Le 4 février 2022, lors de la vente exceptionnelle organisée dans la chapelle des Carmélites, à Toulouse. Une vente au terme de laquelle "l’ange" sera acquis par le musée du Louvre Abu Dhabi.
Le 4 février 2022, lors de la vente exceptionnelle organisée dans la chapelle des Carmélites, à Toulouse. Une vente au terme de laquelle "l’ange" sera acquis par le musée du Louvre Abu Dhabi.

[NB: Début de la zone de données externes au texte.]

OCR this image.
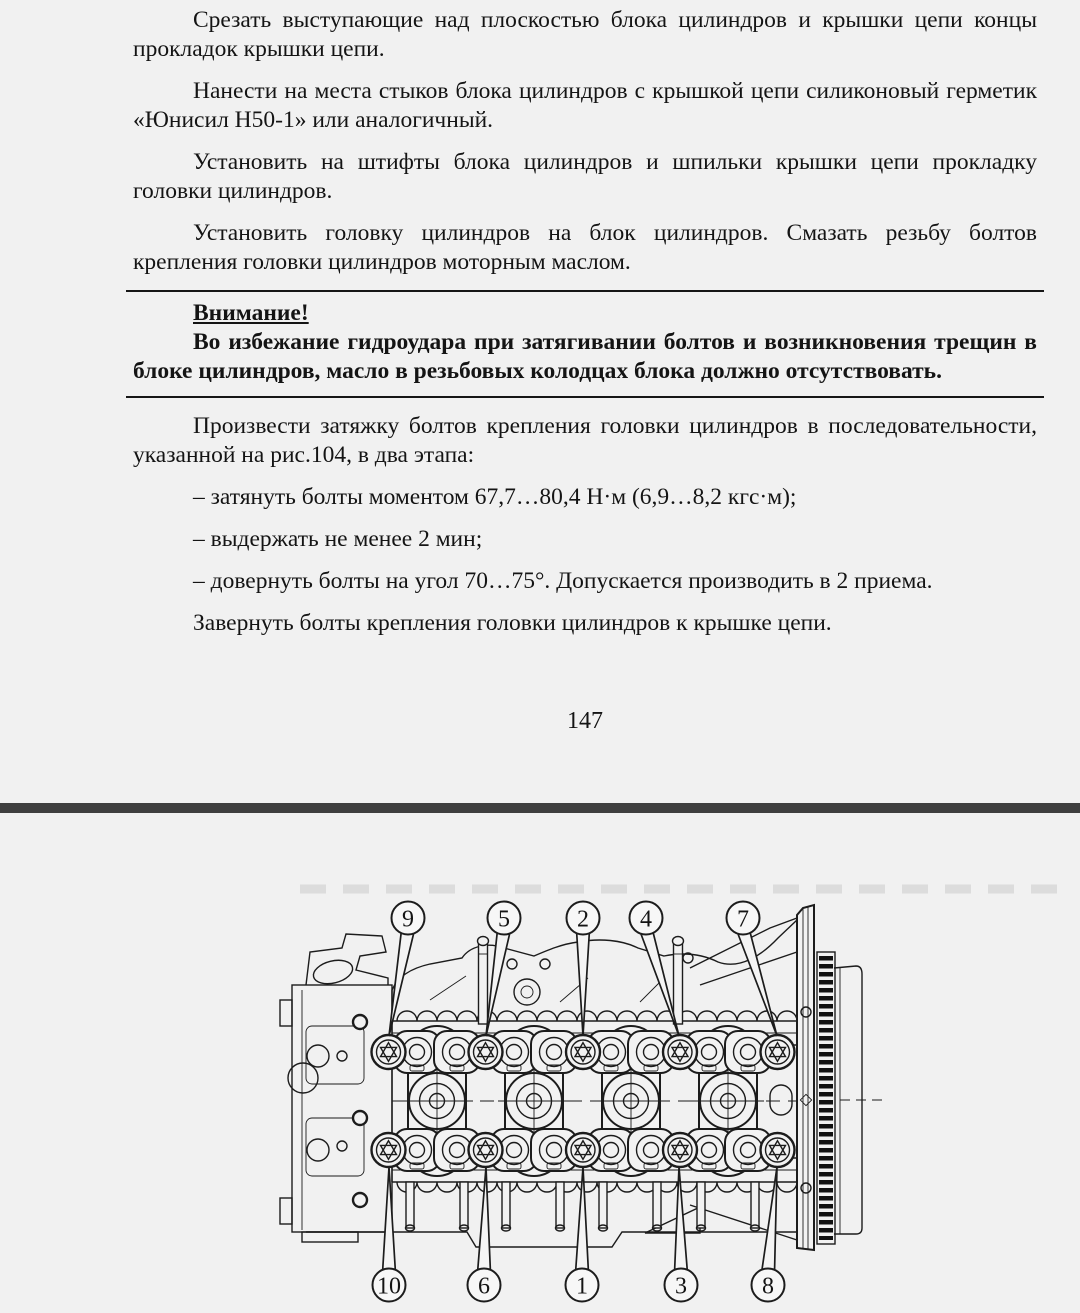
Срезать выступающие над плоскостью блока цилиндров и крышки цепи концы прокладок крышки цепи.

Нанести на места стыков блока цилиндров с крышкой цепи силиконовый герметик «Юнисил Н50-1» или аналогичный.

Установить на штифты блока цилиндров и шпильки крышки цепи прокладку головки цилиндров.

Установить головку цилиндров на блок цилиндров. Смазать резьбу болтов крепления головки цилиндров моторным маслом.

Внимание!

Во избежание гидроудара при затягивании болтов и возникновения трещин в блоке цилиндров, масло в резьбовых колодцах блока должно отсутствовать.

Произвести затяжку болтов крепления головки цилиндров в последовательности, указанной на рис.104, в два этапа:

– затянуть болты моментом 67,7…80,4 Н·м (6,9…8,2 кгс·м);

– выдержать не менее 2 мин;

– довернуть болты на угол 70…75°. Допускается производить в 2 приема.

Завернуть болты крепления головки цилиндров к крышке цепи.

147
9	5	2 4	7
10	6	1	3	8
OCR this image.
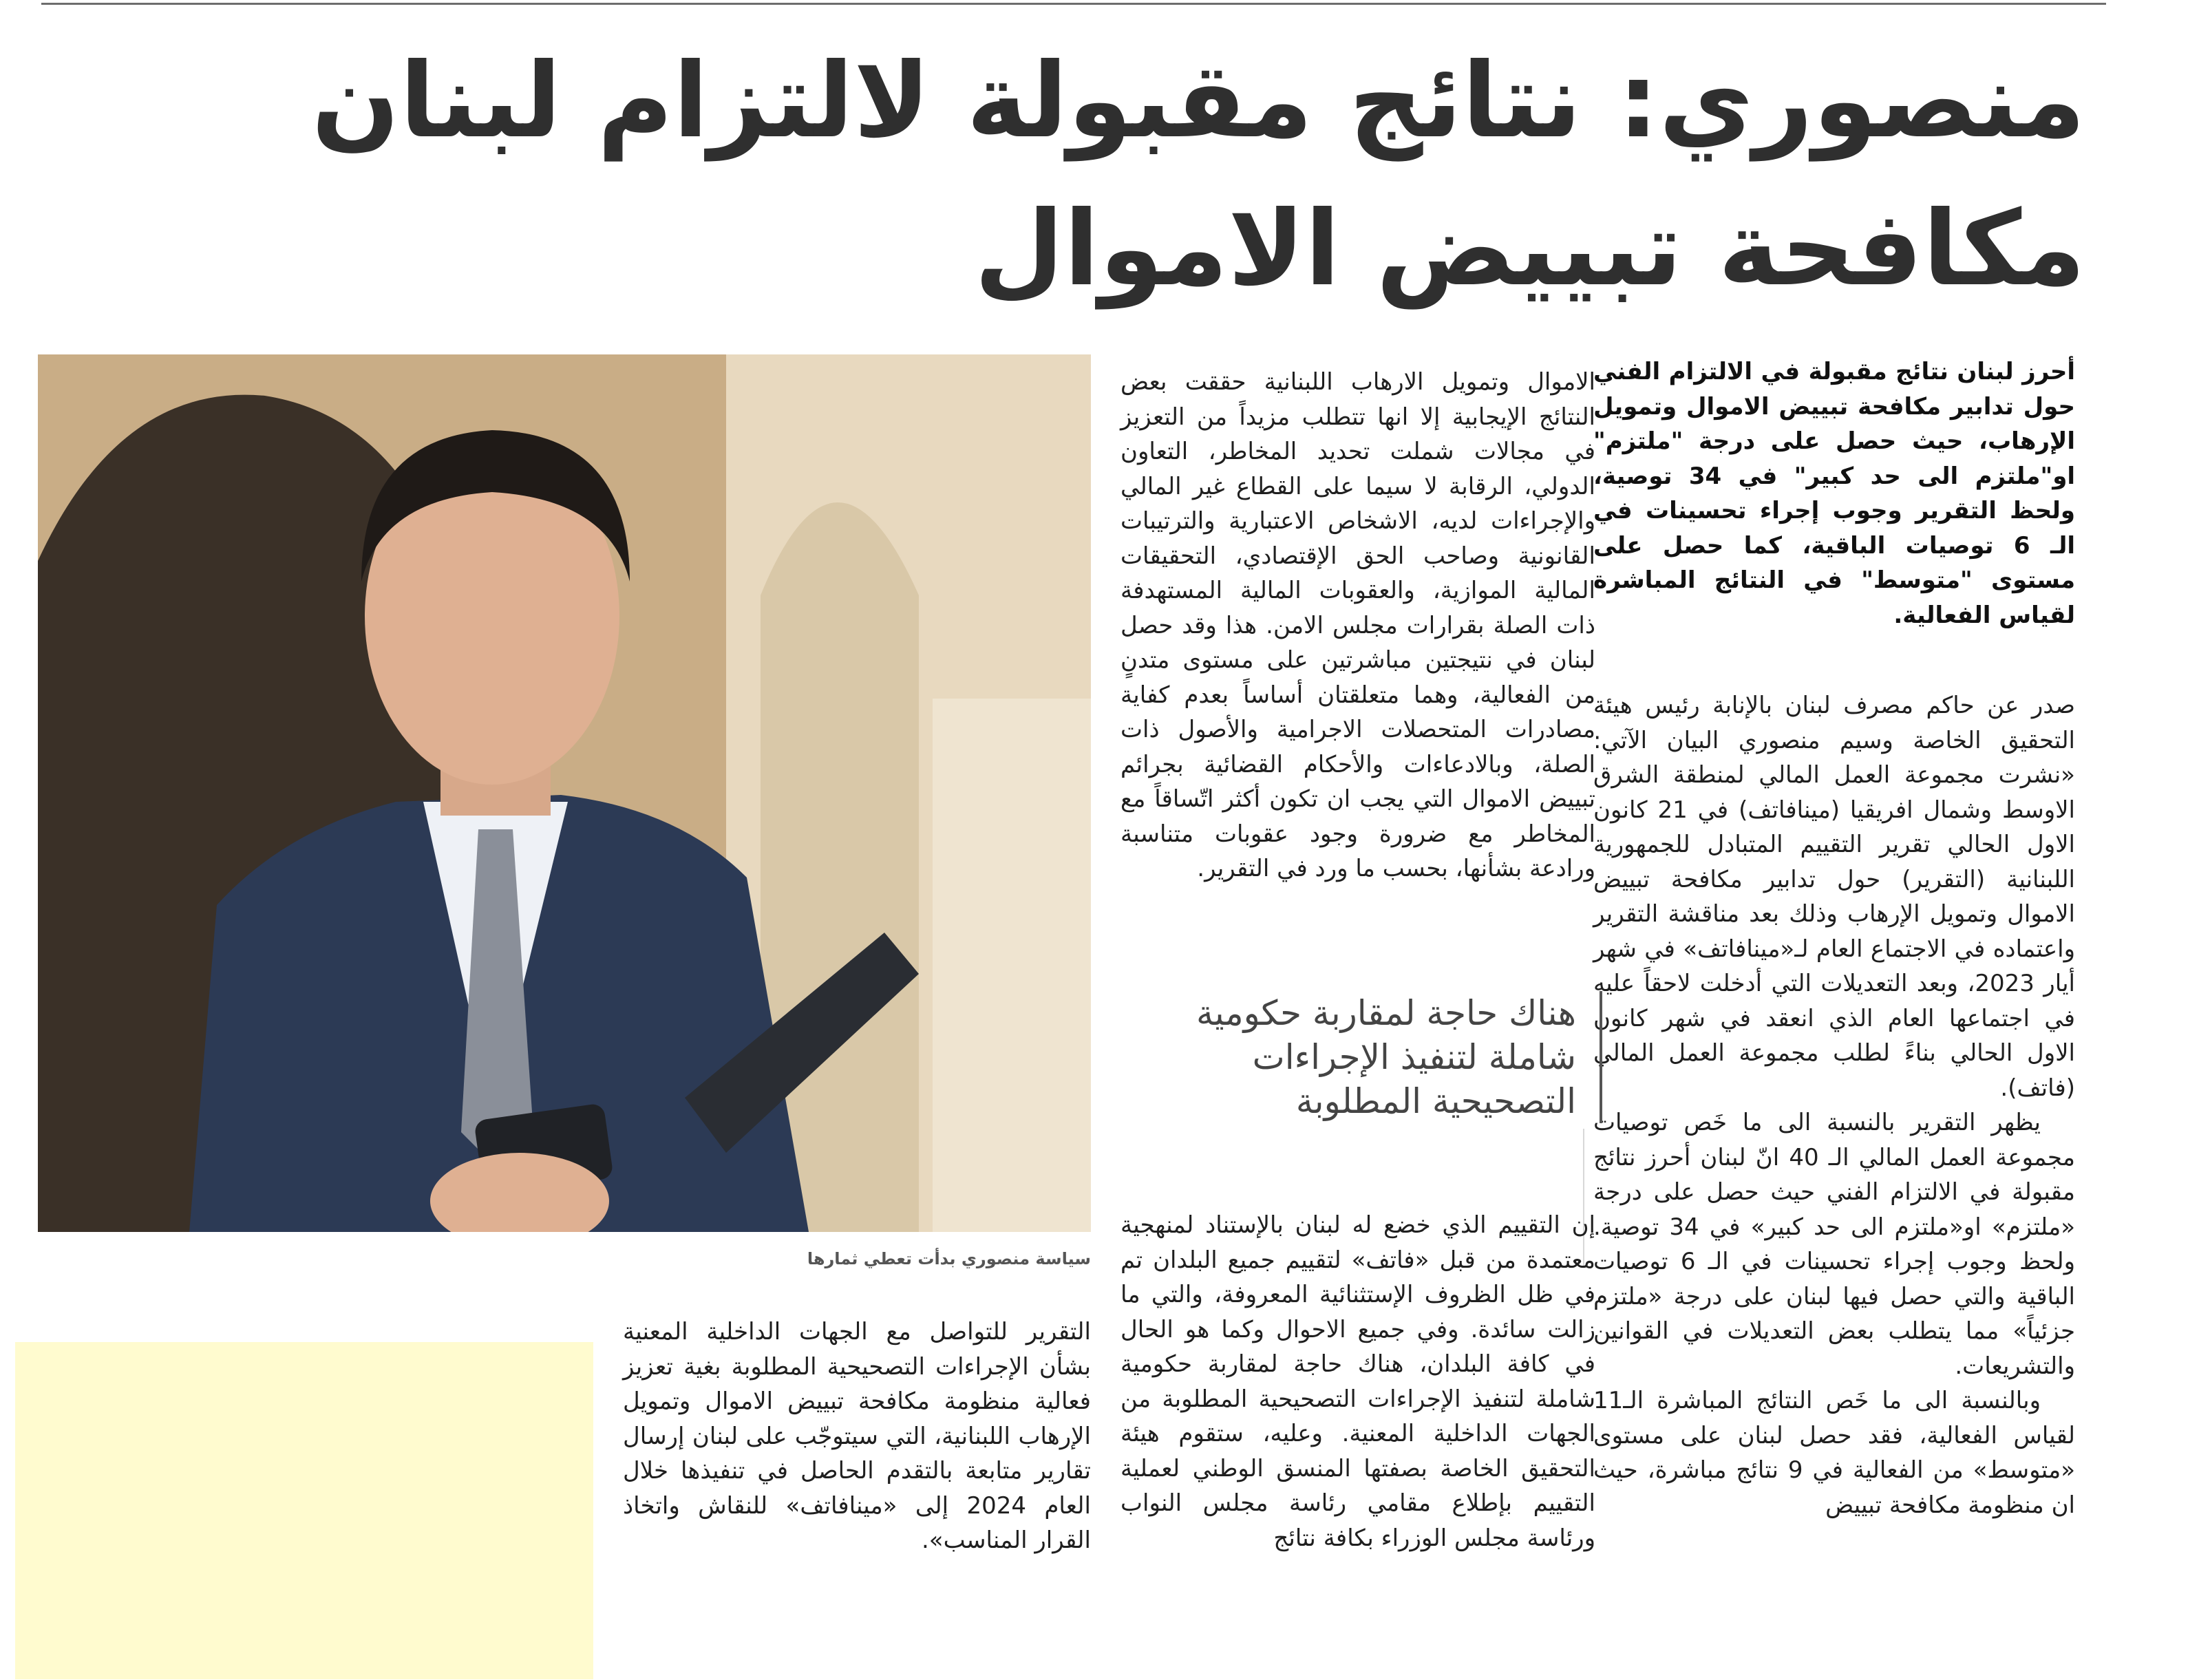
منصوري: نتائج مقبولة لالتزام لبنان مكافحة تبييض الاموال

أحرز لبنان نتائج مقبولة في الالتزام الفني حول تدابير مكافحة تبييض الاموال وتمويل الإرهاب، حيث حصل على درجة "ملتزم" او"ملتزم الى حد كبير" في 34 توصية، ولحظ التقرير وجوب إجراء تحسينات في الـ 6 توصيات الباقية، كما حصل على مستوى "متوسط" في النتائج المباشرة لقياس الفعالية.

صدر عن حاكم مصرف لبنان بالإنابة رئيس هيئة التحقيق الخاصة وسيم منصوري البيان الآتي: «نشرت مجموعة العمل المالي لمنطقة الشرق الاوسط وشمال افريقيا (مينافاتف) في 21 كانون الاول الحالي تقرير التقييم المتبادل للجمهورية اللبنانية (التقرير) حول تدابير مكافحة تبييض الاموال وتمويل الإرهاب وذلك بعد مناقشة التقرير واعتماده في الاجتماع العام لـ«مينافاتف» في شهر أيار 2023، وبعد التعديلات التي أدخلت لاحقاً عليه في اجتماعها العام الذي انعقد في شهر كانون الاول الحالي بناءً لطلب مجموعة العمل المالي (فاتف).

يظهر التقرير بالنسبة الى ما خَص توصيات مجموعة العمل المالي الـ 40 انّ لبنان أحرز نتائج مقبولة في الالتزام الفني حيث حصل على درجة «ملتزم» او«ملتزم الى حد كبير» في 34 توصية. ولحظ وجوب إجراء تحسينات في الـ 6 توصيات الباقية والتي حصل فيها لبنان على درجة «ملتزم جزئياً» مما يتطلب بعض التعديلات في القوانين والتشريعات.

وبالنسبة الى ما خَص النتائج المباشرة الـ11 لقياس الفعالية، فقد حصل لبنان على مستوى «متوسط» من الفعالية في 9 نتائج مباشرة، حيث ان منظومة مكافحة تبييض

الاموال وتمويل الارهاب اللبنانية حققت بعض النتائج الإيجابية إلا انها تتطلب مزيداً من التعزيز في مجالات شملت تحديد المخاطر، التعاون الدولي، الرقابة لا سيما على القطاع غير المالي والإجراءات لديه، الاشخاص الاعتبارية والترتيبات القانونية وصاحب الحق الإقتصادي، التحقيقات المالية الموازية، والعقوبات المالية المستهدفة ذات الصلة بقرارات مجلس الامن. هذا وقد حصل لبنان في نتيجتين مباشرتين على مستوى متدنٍ من الفعالية، وهما متعلقتان أساساً بعدم كفاية مصادرات المتحصلات الاجرامية والأصول ذات الصلة، وبالادعاءات والأحكام القضائية بجرائم تبييض الاموال التي يجب ان تكون أكثر اتّساقاً مع المخاطر مع ضرورة وجود عقوبات متناسبة ورادعة بشأنها، بحسب ما ورد في التقرير.

هناك حاجة لمقاربة حكومية شاملة لتنفيذ الإجراءات التصحيحية المطلوبة

إن التقييم الذي خضع له لبنان بالإستناد لمنهجية معتمدة من قبل «فاتف» لتقييم جميع البلدان تم في ظل الظروف الإستثنائية المعروفة، والتي ما زالت سائدة. وفي جميع الاحوال وكما هو الحال في كافة البلدان، هناك حاجة لمقاربة حكومية شاملة لتنفيذ الإجراءات التصحيحية المطلوبة من الجهات الداخلية المعنية. وعليه، ستقوم هيئة التحقيق الخاصة بصفتها المنسق الوطني لعملية التقييم بإطلاع مقامي رئاسة مجلس النواب ورئاسة مجلس الوزراء بكافة نتائج

سياسة منصوري بدأت تعطي ثمارها

التقرير للتواصل مع الجهات الداخلية المعنية بشأن الإجراءات التصحيحية المطلوبة بغية تعزيز فعالية منظومة مكافحة تبييض الاموال وتمويل الإرهاب اللبنانية، التي سيتوجّب على لبنان إرسال تقارير متابعة بالتقدم الحاصل في تنفيذها خلال العام 2024 إلى «مينافاتف» للنقاش واتخاذ القرار المناسب».
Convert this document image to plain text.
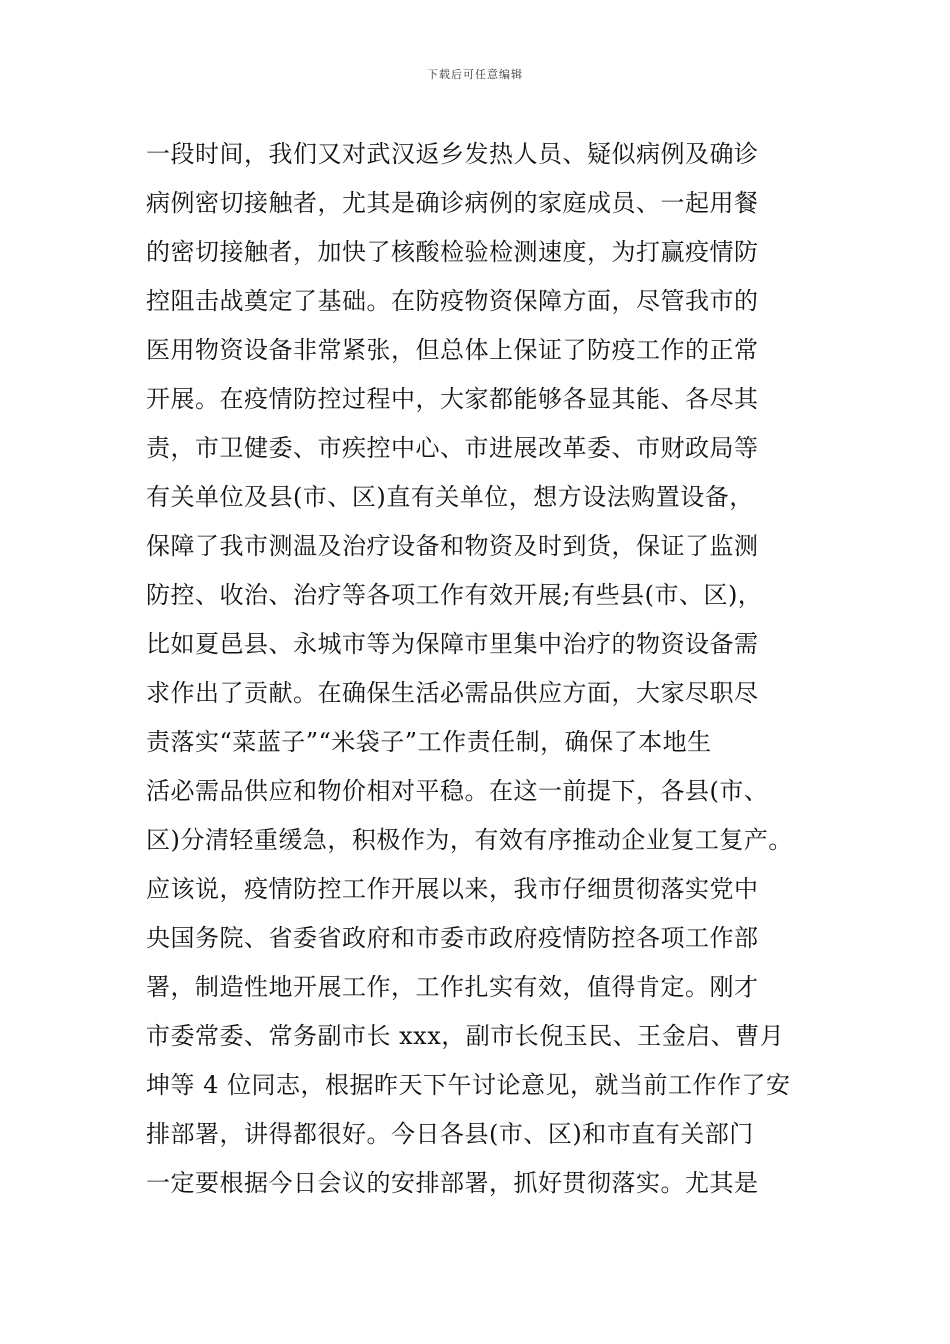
下载后可任意编辑
一段时间，我们又对武汉返乡发热人员、疑似病例及确诊
病例密切接触者，尤其是确诊病例的家庭成员、一起用餐
的密切接触者，加快了核酸检验检测速度，为打赢疫情防
控阻击战奠定了基础。在防疫物资保障方面，尽管我市的
医用物资设备非常紧张，但总体上保证了防疫工作的正常
开展。在疫情防控过程中，大家都能够各显其能、各尽其
责，市卫健委、市疾控中心、市进展改革委、市财政局等
有关单位及县(市、区)直有关单位，想方设法购置设备，
保障了我市测温及治疗设备和物资及时到货，保证了监测
防控、收治、治疗等各项工作有效开展;有些县(市、区)，
比如夏邑县、永城市等为保障市里集中治疗的物资设备需
求作出了贡献。在确保生活必需品供应方面，大家尽职尽
责落实“菜蓝子”“米袋子”工作责任制，确保了本地生
活必需品供应和物价相对平稳。在这一前提下，各县(市、
区)分清轻重缓急，积极作为，有效有序推动企业复工复产。
应该说，疫情防控工作开展以来，我市仔细贯彻落实党中
央国务院、省委省政府和市委市政府疫情防控各项工作部
署，制造性地开展工作，工作扎实有效，值得肯定。刚才
市委常委、常务副市长 xxx，副市长倪玉民、王金启、曹月
坤等 4 位同志，根据昨天下午讨论意见，就当前工作作了安
排部署，讲得都很好。今日各县(市、区)和市直有关部门
一定要根据今日会议的安排部署，抓好贯彻落实。尤其是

Artpaugée

À quelques semaines de la vente exceptionnelle organisée au sein de la chapelle des Carmélites, à Toulouse – où est exposé le chef-d’œuvre – tout s’emballe alors pour Artpaugée. "On a dû prendre une chargée de com pour gérer les demandes des médias. On a fait des interviews pour la presse nationale et internationale…" Avant le jour J. La vente, le 4 février 2022. Le monde de l’art – amateurs et professionnels – a rendez-vous dans la ville rose. Pauline Maringe tient le marteau de commissaire-priseur. Et les enchères vont bon train. Jusqu’à atteindre un niveau inespéré pour les deux associées de l’étude Artpaugée. Et c’est le musée du Louvre Abu Dhabi, déjà propriétaire de l’Ange à l’encensoir – vêtu de rouge – tableau, du même peintre allemand Bernhard Strigel, et pendant de l’Ange vêtu d’une tunique jaune, qui emporte la mise pour un montant de 2 800 000 euros, soit près de 3 500 000 euros, frais inclus.

"C’est pour ce genre d’expérience qu’on aime notre travail", souligne Pauline Maringe qui ne cache pas son envie de faire le voyage jusqu’à Abu Dhabi pour aller admirer le chef-d’œuvre, dans son nouvel écrin. La boucle serait ainsi bouclée.